I can load photos of my black cruze when i get it washed. I have a LTZ with 35% on the sides and 20% on the back also with black logos. This might help people compare on the level of tint they want. One important part to remember with tinting, other that the law, is the color of the interior. Dark interiors make the tint look darker.
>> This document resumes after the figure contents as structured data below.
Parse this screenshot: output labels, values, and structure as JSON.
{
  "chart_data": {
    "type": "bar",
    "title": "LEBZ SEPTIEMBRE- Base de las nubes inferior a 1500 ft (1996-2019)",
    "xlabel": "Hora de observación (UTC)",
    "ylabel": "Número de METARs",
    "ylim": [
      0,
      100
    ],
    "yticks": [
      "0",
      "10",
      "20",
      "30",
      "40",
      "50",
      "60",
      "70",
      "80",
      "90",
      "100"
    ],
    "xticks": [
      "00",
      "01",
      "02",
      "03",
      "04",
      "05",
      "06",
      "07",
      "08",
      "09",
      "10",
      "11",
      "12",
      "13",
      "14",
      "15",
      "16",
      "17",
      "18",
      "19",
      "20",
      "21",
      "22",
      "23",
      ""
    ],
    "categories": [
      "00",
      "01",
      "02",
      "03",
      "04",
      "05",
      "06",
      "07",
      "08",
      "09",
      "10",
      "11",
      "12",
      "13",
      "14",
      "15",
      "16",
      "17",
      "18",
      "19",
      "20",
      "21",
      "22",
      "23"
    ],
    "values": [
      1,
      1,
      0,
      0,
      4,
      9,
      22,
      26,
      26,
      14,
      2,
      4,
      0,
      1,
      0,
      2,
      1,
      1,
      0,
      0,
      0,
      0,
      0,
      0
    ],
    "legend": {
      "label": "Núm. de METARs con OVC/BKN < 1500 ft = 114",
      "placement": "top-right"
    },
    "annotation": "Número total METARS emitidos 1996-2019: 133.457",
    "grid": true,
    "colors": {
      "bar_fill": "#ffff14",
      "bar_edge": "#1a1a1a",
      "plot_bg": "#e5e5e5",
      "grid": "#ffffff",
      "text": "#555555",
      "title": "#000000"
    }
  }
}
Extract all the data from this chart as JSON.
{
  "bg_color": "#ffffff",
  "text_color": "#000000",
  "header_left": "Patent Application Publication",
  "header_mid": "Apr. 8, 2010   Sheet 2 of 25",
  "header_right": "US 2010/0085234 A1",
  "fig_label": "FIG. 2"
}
Also sunroofs will change the darkness A LOT. i have noticed a huge difference in darkness from sunroof cover open and cover closed.


----------



## CHEVYCRUZE RS (Mar 29, 2011)

so let me get this straight...the bowtie overlays by grafxwerks are actually new emblems instead of a wrap for the emblem?
you can take the emblem off the car with the diagram CUDA showed us??
someone please help and thank u haha


----------



## CHEVYCRUZE RS (Mar 29, 2011)

and where is grafxworks located ?USA im guessing?


----------



## CHEVYCRUZE RS (Mar 29, 2011)

the states have EVERYTHING possible ahah


----------



## 70AARCUDA (Nov 14, 2010)

CHEVYCRUZE RS said:


> the states have EVERYTHING possible ahah


..._except_ *Canadian Club* whiskey(ha,ha)


----------



## VictoryRed08 (Feb 16, 2011)

CHEVYCRUZE RS said:


> so let me get this straight...the bowtie overlays by grafxwerks are actually new emblems instead of a wrap for the emblem?
> you can take the emblem off the car with the diagram CUDA showed us??
> someone please help and thank u haha


The bowtie overlays are essentially a sticker, and you place them on top of your current bowtie.

Grafxwerks is located in the toronto area actually.


----------



## 619CRUZN (Jul 18, 2011)

BEAUTIFUL. i just ordered the decals for the front and back bowtie. Im getting the windows done, and installing HID's. You got good taste.


----------



## SerroMacheR (Feb 29, 2012)

Door handles are quite good


----------